St Æbbe’s Head, Scotland (click picture for attribution and license)
Æbbe of Coldingham was the uterine sister of King Oswiu of Northumbria (Anon Life of Cuthbert). Uterine sister means that they share the same mother. There has been a lot of discussion about what this means for her father. Either she and Oswiu had different fathers (and she was not an Æthelfrithing) or that King Æthelfrith had multiple wives . It is important to note that both may be true. Æthelfrith was a pagan king with at least two known wives, Acha of Deira and Bebbe. Bamburgh is named for her, Bebbanburgh. For her name to have remained attached to the dynastic fortress I believe it means that her son must have ruled long enough for the name to stick and I think Oswiu’s 28 year reign is the best candidate and his sons and grandsons rule for the next 46 years. They would have no reason to remove their foremothers name from the fortress. So I believe that Bebbe was Oswiu and therefore, Æbbe’s mother. Also note the similarity between the names Bebbe and Æbbe. We know that King Oswald’s mother was Acha of Deira so that Æbbe was at best, Oswald’s half-sister. Æbbe lived until about 683, 13 years longer than her brother. If she was born the year Æthelfrith died in 616, then she would have been 67 years old, not impossible. The anonymous Life of Cuthbert refers to Æbbe as a widow, but we have no idea who her husband was. All sources after the Anon. Life of Cuthbert leave her status obscure, probably because the prestigue of widows is lower than that of virgin.

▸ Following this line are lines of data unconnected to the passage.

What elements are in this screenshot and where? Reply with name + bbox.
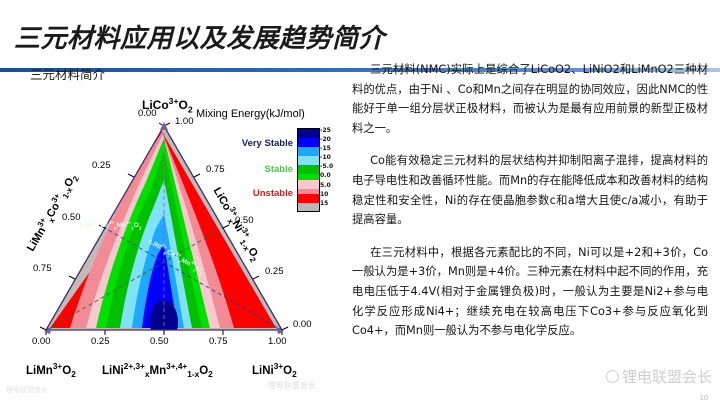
colorbar-tick-8: 15 [320,199,344,208]
annotation-nmc-left: LiNi2+xCo3+yMn4+zO2 [80,220,141,230]
colorbar-tick-6: 5.0 [320,181,344,190]
tick-bottom-0.25: 0.25 [91,336,110,347]
watermark-tertiary: 锂电联盟会长 [6,385,48,395]
tick-right-0.00: 0.00 [293,319,312,330]
tick-bottom-0.75: 0.75 [209,336,228,347]
watermark-main-text: 锂电联盟会长 [622,368,712,386]
paragraph-1: 三元材料(NMC)实际上是综合了LiCoO2、LiNiO2和LiMnO2三种材料… [352,60,708,138]
colorbar-legend: Very Stable Stable Unstable -25 -20 -15 … [239,126,344,216]
vertex-label-limno2: LiMn3+O2 [26,362,76,379]
body-text-column: 三元材料(NMC)实际上是综合了LiCoO2、LiNiO2和LiMnO2三种材料… [352,60,708,341]
colorbar-tick-4: -5.0 [320,162,344,171]
tick-left-0.75: 0.75 [33,263,52,274]
watermark-ring-icon [606,370,619,383]
colorbar-tick-7: 10 [320,190,344,199]
tick-right-0.75: 0.75 [206,164,225,175]
tick-bottom-0.50: 0.50 [150,336,169,347]
tick-left-0.25: 0.25 [92,160,111,171]
page-title: 三元材料应用以及发展趋势简介 [14,18,385,55]
legend-label-very-stable: Very Stable [237,138,293,149]
colorbar-gradient [297,128,320,212]
colorbar-tick-2: -15 [320,144,344,153]
paragraph-3: 在三元材料中，根据各元素配比的不同，Ni可以是+2和+3价，Co一般认为是+3价… [352,243,708,341]
section-subheading: 三元材料简介 [30,64,105,83]
tick-left-0.00: 0.00 [138,108,157,119]
colorbar-tick-5: 0.0 [320,171,344,180]
vertex-label-linio2: LiNi3+O2 [252,362,297,379]
tick-right-0.25: 0.25 [265,266,284,277]
axis-label-bottom: LiNi2+,3+xMn3+,4+1-xO2 [102,362,213,379]
watermark-main: 锂电联盟会长 [606,366,712,387]
tick-bottom-0.00: 0.00 [32,336,51,347]
colorbar-tick-1: -20 [320,135,344,144]
ternary-diagram-figure: LiCo3+O2 Mixing Energy(kJ/mol) [34,96,346,386]
slide-header: 三元材料应用以及发展趋势简介 [0,18,720,58]
paragraph-2: Co能有效稳定三元材料的层状结构并抑制阳离子混排，提高材料的电子导电性和改善循环… [352,151,708,229]
tick-right-1.00: 1.00 [175,116,194,127]
legend-label-stable: Stable [237,164,293,175]
tick-bottom-1.00: 1.00 [268,336,287,347]
colorbar-tick-labels: -25 -20 -15 -10 -5.0 0.0 5.0 10 15 [320,126,344,212]
tick-left-0.50: 0.50 [62,212,81,223]
colorbar-tick-3: -10 [320,153,344,162]
page-number: 10 [700,393,708,402]
slide-canvas: 三元材料应用以及发展趋势简介 三元材料简介 LiCo3+O2 Mixing En… [0,0,720,405]
legend-label-unstable: Unstable [237,188,293,199]
colorbar-tick-0: -25 [320,126,344,135]
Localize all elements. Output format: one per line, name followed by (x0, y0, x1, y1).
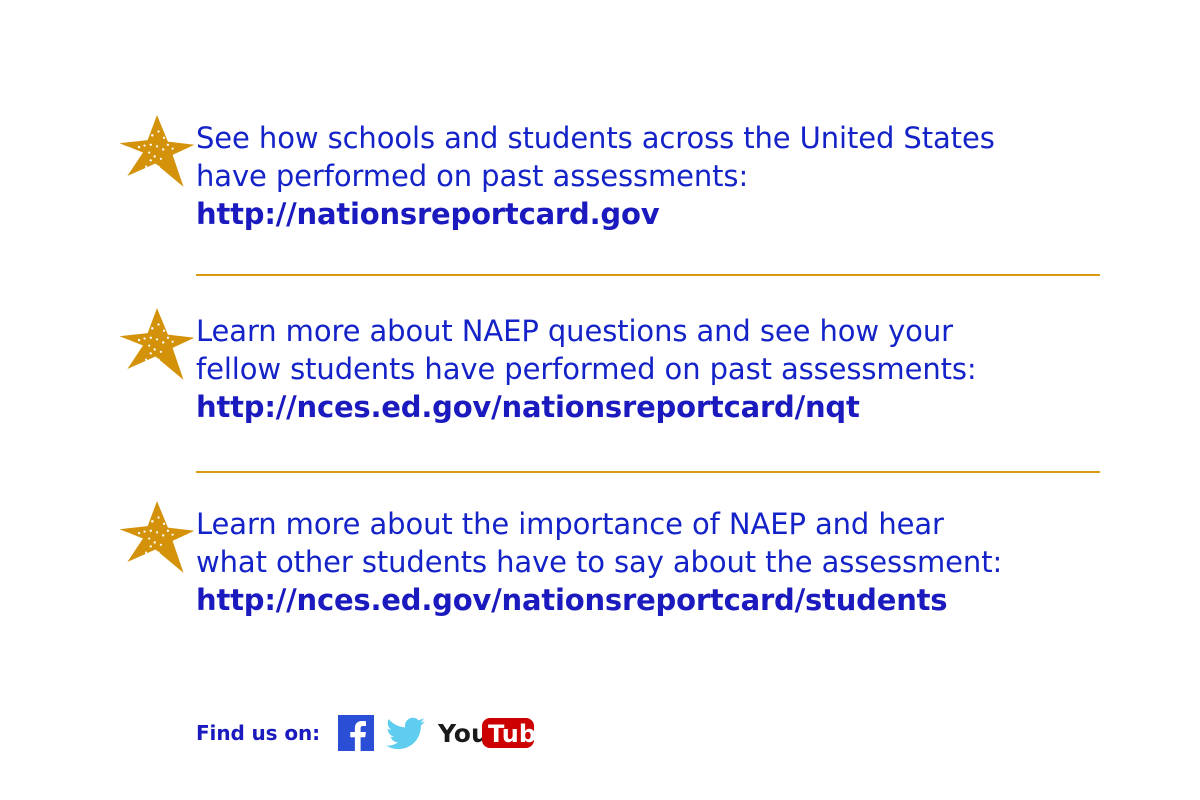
resource-url[interactable]: http://nces.ed.gov/nationsreportcard/nqt (196, 388, 1108, 426)
gold-star-icon (118, 112, 196, 190)
slide-canvas: See how schools and students across the … (0, 0, 1200, 800)
resource-line: Learn more about the importance of NAEP … (196, 505, 1108, 543)
resource-block: See how schools and students across the … (118, 112, 1108, 233)
resource-block: Learn more about NAEP questions and see … (118, 305, 1108, 426)
gold-star-icon (118, 498, 196, 576)
facebook-icon[interactable] (338, 715, 374, 751)
section-divider (196, 471, 1100, 473)
section-divider (196, 274, 1100, 276)
resource-line: fellow students have performed on past a… (196, 350, 1108, 388)
resource-line: Learn more about NAEP questions and see … (196, 312, 1108, 350)
resource-text: Learn more about the importance of NAEP … (196, 498, 1108, 619)
svg-text:Tube: Tube (488, 720, 534, 748)
youtube-icon[interactable]: You Tube (438, 716, 534, 750)
resource-line: See how schools and students across the … (196, 119, 1108, 157)
find-us-on-label: Find us on: (196, 723, 320, 743)
gold-star-icon (118, 305, 196, 383)
social-icon-list: You Tube (338, 715, 534, 751)
svg-text:You: You (438, 719, 489, 748)
social-footer: Find us on: You Tube (196, 710, 534, 756)
twitter-icon[interactable] (386, 715, 426, 751)
resource-text: Learn more about NAEP questions and see … (196, 305, 1108, 426)
resource-line: what other students have to say about th… (196, 543, 1108, 581)
resource-url[interactable]: http://nationsreportcard.gov (196, 195, 1108, 233)
resource-text: See how schools and students across the … (196, 112, 1108, 233)
resource-line: have performed on past assessments: (196, 157, 1108, 195)
resource-url[interactable]: http://nces.ed.gov/nationsreportcard/stu… (196, 581, 1108, 619)
resource-block: Learn more about the importance of NAEP … (118, 498, 1108, 619)
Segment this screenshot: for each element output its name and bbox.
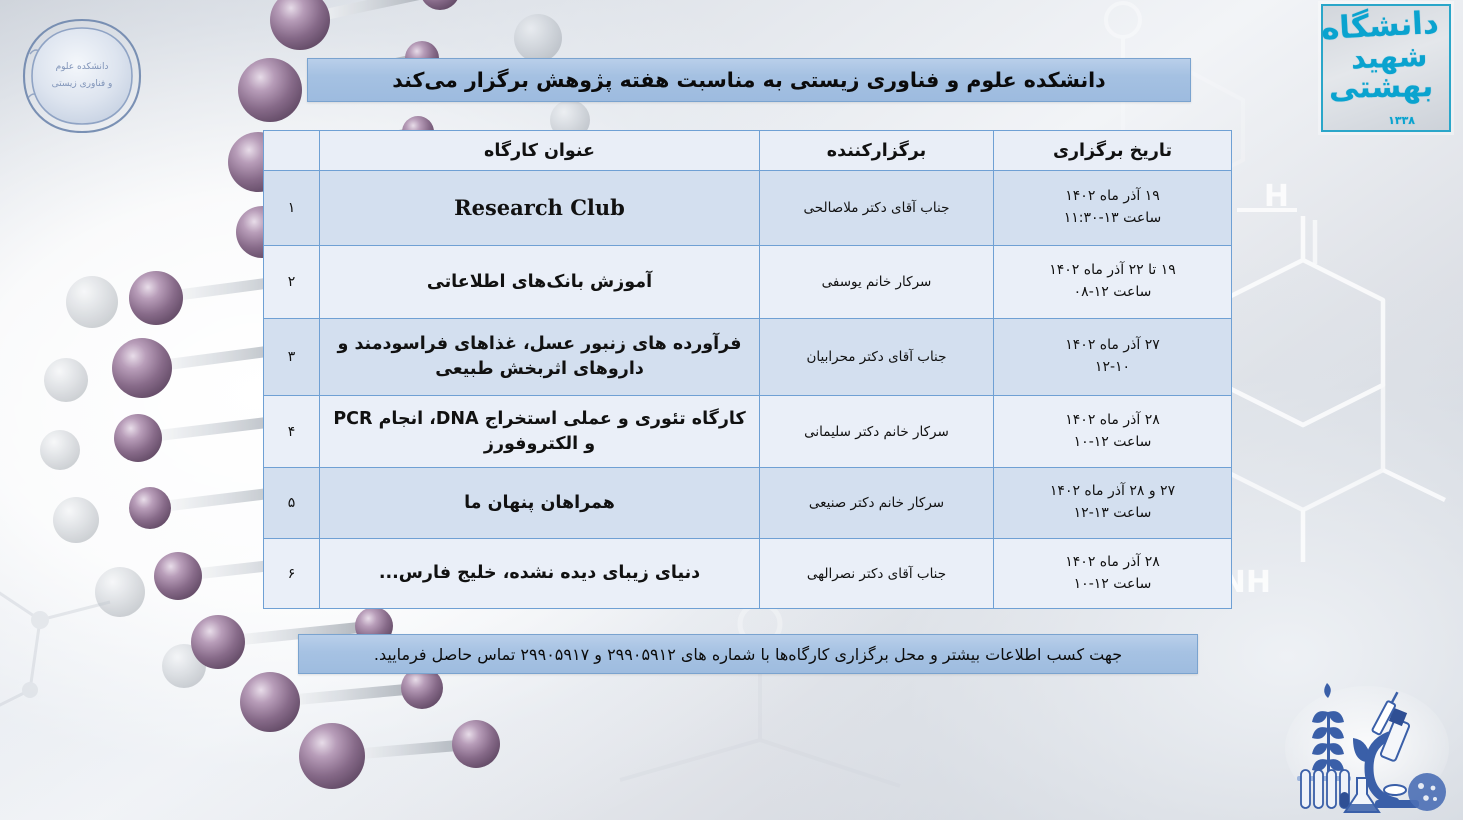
title-banner: دانشکده علوم و فناوری زیستی به مناسبت هف… [307,58,1191,102]
molecule-chain-graphic [430,590,1050,820]
cell-date: ۲۸ آذر ماه ۱۴۰۲ ساعت ۱۲-۱۰ [994,539,1232,609]
date-line-1: ۱۹ تا ۲۲ آذر ماه ۱۴۰۲ [1000,260,1225,282]
university-logo-word2: شهید [1350,43,1427,72]
biotechnology-emblem-graphic [1283,682,1451,814]
cell-workshop-title: فرآورده های زنبور عسل، غذاهای فراسودمند … [320,319,760,396]
column-header-date: تاریخ برگزاری [994,131,1232,171]
workshop-table: تاریخ برگزاری برگزارکننده عنوان کارگاه ۱… [263,130,1232,609]
cell-host: جناب آقای دکتر نصرالهی [760,539,994,609]
cell-row-number: ۲ [264,246,320,319]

She probably founds her monastery at Coldingham during the time of her nephew King Ecgfrith (r. 670-685). Coldingham is located north of Bamburgh along the sea, possibly founded in an old British fortress. It was located in the region of Æbbe’s headland, shown in the photo above. It is the northernmost monastery of Northumbria that survives after the death of King Ecgfrith. Although Bede claims that her monastery was destroyed after her death because of its loose living, it was visited apparently without complaint by all the notable ecclesiastical figures of the day during Æbbe’s lifetime. It was at Coldingham that the episode of St. Cuthbert and the otters occurs. When Queen Æthelthryth takes the veil from Bishop Wilfrid, she enters Coldingham. This is important, because Bishop Wilfrid is unlikely to have had the queen enter into a monastery of questionable practices. It is possible that Æbbe’s monastery was essentially a retirement facility for noble widows and their daughters. They may not have been as ascetic as other monasteries, but passed Bishop Wilfrid’s standards. Given that Æthelthryth remained at Coldingham for a year of training, we can assume that Coldingham’s rule was similar to that which Æthelthryth established at Ely.
In about 681, Abbess Æbbe intervenes with her nephew King Ecgfrith on behalf of Bishop Wilfrid who he has thrown in a dungeon. Abbe asserts that Queen Irminburgh’s illness comes from Ecgfrith’s treatment of Bishop Wilfrid and Iurminburgh’s wearing a reliquary necklace taken from Bishop Wilfrid. On Abbe’s advice he frees Wilfrid from prison. She suggests that if he is unwilling to obey Rome and restore Wilfrid to his see, then at least give him his freedom and expel him from the kingdom, which he does. Æbbe takes on the role of the ‘wise woman’ in the Life of Wilfrid and in another episode in the life of Audrey of Ely in the Liber Eliensis (Book of Ely).
The story of the loose living at Coldingham — after Æbbe’s death — sounds like a standard story to explain why the monastery was completely destroyed by fire. It is likely that a haven for widows may not have been up to the ascetic standards of the Irish like the monk that Bede interviews.